А еще знакомый, который жил в другом конце деревни, но пас своих коз на лугу за коттеджем. Он всегда останавливался поболтать с Чарльзом, но после его смерти, когда я бывала в саду, проходил мимо, глядя прямо перед собой, делая вид, будто меня не видит, — вплоть до того дня, когда после страшной ночной бури я стояла на широком столбе ворот с электропилой в руке, готовясь разделаться с большим суком сливы, который отщепился от ствола и, словно огромный лиственный занавес, закрывал калитку.
Козий владелец, спускавшийся по дороге для своего обычного утреннего визита, остановился и уставился на меня. Отлично, подумала я, сейчас он предложит подержать сук, пока я буду пилить. Как бы не так! Я куда-нибудь сегодня собираюсь, осведомился он, а когда я ответила, что нет, он сообщил, что они с женой уедут на весь день, а одна из коз вот-вот окотится, так не присмотрю ли я за ней и не позвоню ли ветеринару, если понадобится?
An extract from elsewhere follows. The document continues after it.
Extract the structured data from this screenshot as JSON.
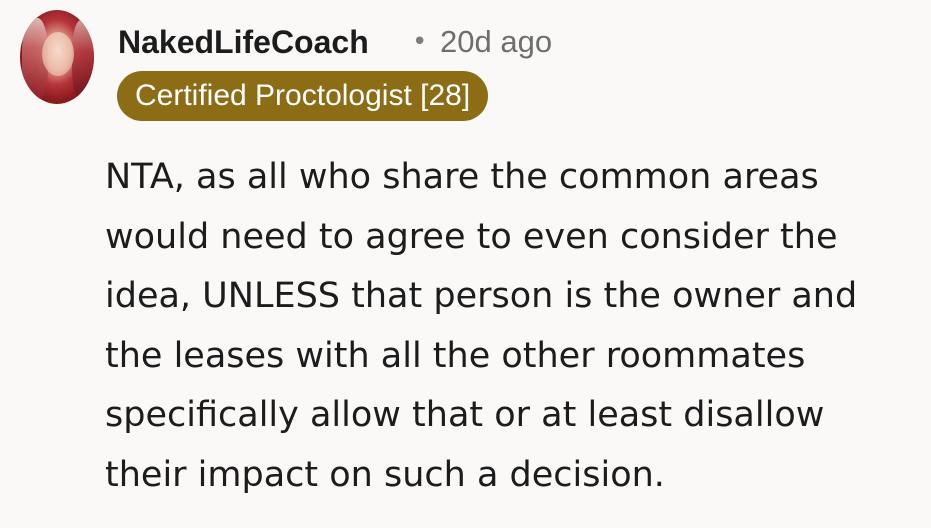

Я обещала, и он пошел своей дорогой, видимо не заметив, что я торчу на столбе, точно Нельсон на своей колонне, готовясь перепилить болтающийся сук, и была бы благодарна за помощь.
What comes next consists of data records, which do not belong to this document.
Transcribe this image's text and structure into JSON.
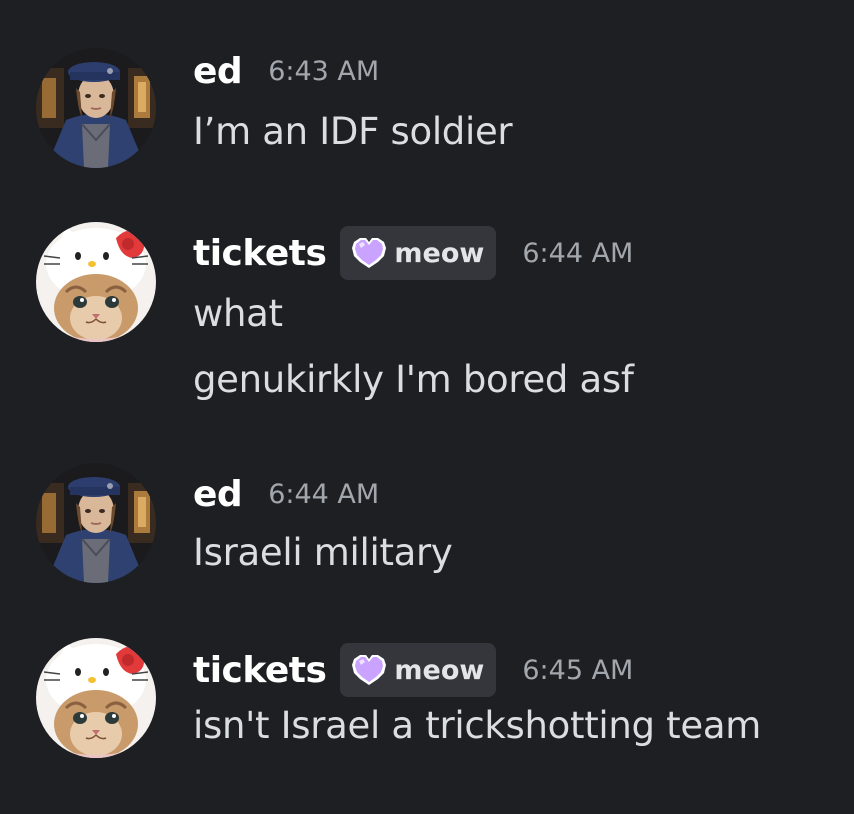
{
  "colors": {
    "background": "#1e1f22",
    "username": "#ffffff",
    "message_text": "#dbdee1",
    "timestamp": "#a2a6ad",
    "tag_background": "#35363c",
    "tag_heart": "#c9a3ff"
  },
  "messages": [
    {
      "username": "ed",
      "timestamp": "6:43 AM",
      "avatar_icon": "soldier-portrait-avatar",
      "lines": [
        "I’m an IDF soldier"
      ]
    },
    {
      "username": "tickets",
      "tag": {
        "icon": "pixel-heart-icon",
        "label": "meow"
      },
      "timestamp": "6:44 AM",
      "avatar_icon": "cat-hello-kitty-hat-avatar",
      "lines": [
        "what",
        "genukirkly I'm bored asf"
      ]
    },
    {
      "username": "ed",
      "timestamp": "6:44 AM",
      "avatar_icon": "soldier-portrait-avatar",
      "lines": [
        "Israeli military"
      ]
    },
    {
      "username": "tickets",
      "tag": {
        "icon": "pixel-heart-icon",
        "label": "meow"
      },
      "timestamp": "6:45 AM",
      "avatar_icon": "cat-hello-kitty-hat-avatar",
      "lines": [
        "isn't Israel a trickshotting team"
      ]
    }
  ]
}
Вот почему я так терпеливо сносила визиты миссис Бинни вместо того, чтобы последовать совету старика Адамса, а также Фреда Ферри, и дать ей хорошего пинка под зад. Естественно, они выражались фигурально. Старик Адамс, который учился с ней в школе, называл ее не иначе, как Старой Модой (ее имя было Мод). Старая Мода, сказал он, чистая язва; с тех пор как он ее знает, она всегда была язвой. А еще она была вдовой. Всегда ссылалась на это обстоятельство. Всегда говорила со мной о «женщинах в нашем положении» или о «женщинах нашего возраста», соблазняя меня последовать совету старика Адамса, ведь она была на добрых двадцать лет старше меня.
Но она, бесспорно, мучилась от одиночества. Вероятно, ей не хватало людей, которым она была бы нужна, — как и мне иногда, вот почему рот у меня разинулся, когда она однажды сообщила, что в деревне у нее есть ухажер.
— Интересная, значит, сплетня? — осведомился старик Адамс, как обычно проходя мимо в критический момент.
— Да… нет, — сумела я выдавить из себя, а миссис Бинни испепелила его взглядом. Интересная? Потрясающая! Только подумать, у миссис Бинни есть поклонник!